A Teacher Was Sacked for Saying There Are Two Genders. The School Got 'Outstanding' from Ofsted.

A teacher lost their job for saying there are two biological sexes.
Not for saying it aggressively. Not for targeting a student. Not for being abusive or disruptive. For stating a basic fact of human biology that every person in the building knows to be true.
The school reported them. HR investigated. They were dismissed for "failing to uphold the school's values of inclusion and diversity."
That same school received an "Outstanding" rating from Ofsted. Presumably for its commitment to fantasy.
This isn't an isolated case. Across British schools, teachers are walking on eggshells. An NEU survey found that 72% of teachers self-censor on topics related to gender identity. Not because they don't have opinions. Because they're afraid of losing their careers.
One primary school teacher in the Home Counties told a parents' group that she was given a script to read to six-year-olds explaining that "some people are born in the wrong body." When she raised concerns with the head, she was told to "get with the programme or get out."
She got out.
The Cass Review, published last year, was supposed to change things. Dr Hilary Cass found that the evidence base for treating children with gender dysphoria was "remarkably weak." She recommended extreme caution. She warned against social transitioning in schools.

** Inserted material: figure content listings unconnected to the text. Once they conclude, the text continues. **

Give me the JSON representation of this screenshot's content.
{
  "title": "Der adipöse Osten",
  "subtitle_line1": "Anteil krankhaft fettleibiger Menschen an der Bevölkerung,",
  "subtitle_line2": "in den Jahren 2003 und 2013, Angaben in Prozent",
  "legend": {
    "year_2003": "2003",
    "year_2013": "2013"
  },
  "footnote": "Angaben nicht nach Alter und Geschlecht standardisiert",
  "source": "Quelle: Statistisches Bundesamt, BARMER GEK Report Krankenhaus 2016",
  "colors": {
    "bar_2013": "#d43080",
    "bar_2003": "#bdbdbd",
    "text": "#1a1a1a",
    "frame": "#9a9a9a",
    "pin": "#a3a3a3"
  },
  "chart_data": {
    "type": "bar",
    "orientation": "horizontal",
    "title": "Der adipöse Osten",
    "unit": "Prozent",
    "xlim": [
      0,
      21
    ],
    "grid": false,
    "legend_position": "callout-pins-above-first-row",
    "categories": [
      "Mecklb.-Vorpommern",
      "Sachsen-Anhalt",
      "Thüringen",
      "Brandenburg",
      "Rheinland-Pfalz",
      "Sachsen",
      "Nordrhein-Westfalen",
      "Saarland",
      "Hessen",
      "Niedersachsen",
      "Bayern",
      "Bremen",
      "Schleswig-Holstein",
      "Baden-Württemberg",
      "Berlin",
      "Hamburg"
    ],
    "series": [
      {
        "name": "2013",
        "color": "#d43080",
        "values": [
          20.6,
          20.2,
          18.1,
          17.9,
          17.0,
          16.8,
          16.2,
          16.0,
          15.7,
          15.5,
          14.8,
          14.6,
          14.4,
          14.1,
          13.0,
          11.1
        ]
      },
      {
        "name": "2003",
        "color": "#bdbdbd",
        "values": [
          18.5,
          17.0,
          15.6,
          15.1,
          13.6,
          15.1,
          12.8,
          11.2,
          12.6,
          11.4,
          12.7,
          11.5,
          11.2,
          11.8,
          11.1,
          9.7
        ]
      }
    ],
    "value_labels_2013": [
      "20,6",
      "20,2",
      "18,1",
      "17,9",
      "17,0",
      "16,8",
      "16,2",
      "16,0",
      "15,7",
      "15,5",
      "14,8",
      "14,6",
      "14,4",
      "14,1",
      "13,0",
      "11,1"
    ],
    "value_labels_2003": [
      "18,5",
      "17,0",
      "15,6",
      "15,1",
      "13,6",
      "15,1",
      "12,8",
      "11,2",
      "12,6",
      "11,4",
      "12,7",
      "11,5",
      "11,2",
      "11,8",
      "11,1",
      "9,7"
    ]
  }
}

Schools ignored her. Many continued using preferred pronouns without parental consent. Many continued teaching that gender is a spectrum as though it were established science rather than contested ideology.
And Ofsted? The inspectors whose job it is to ensure schools teach facts? They've been rating these schools "Good" and "Outstanding" for years.
The Department for Education eventually issued guidance saying schools should not teach gender ideology as fact. But guidance isn't law. And schools know it.
So the teacher who says "there are two biological sexes" gets sacked. And the school that teaches six-year-olds they might be "born in the wrong body" gets a gold star.
In what world does this make sense?
Not in the world your grandparents built. Not in the world most parents want. But in the world that a tiny, loud minority has constructed inside British institutions.
The good news? Parents are fighting back. Legal cases are mounting. The tide is turning.
But it shouldn't have come to this. A teacher should be able to state biological reality without losing their livelihood. A school should teach facts, not ideology. And Ofsted should be an inspector, not an accomplice.
Two sexes. Male and female. The rest is opinion. And opinion shouldn't cost you your job.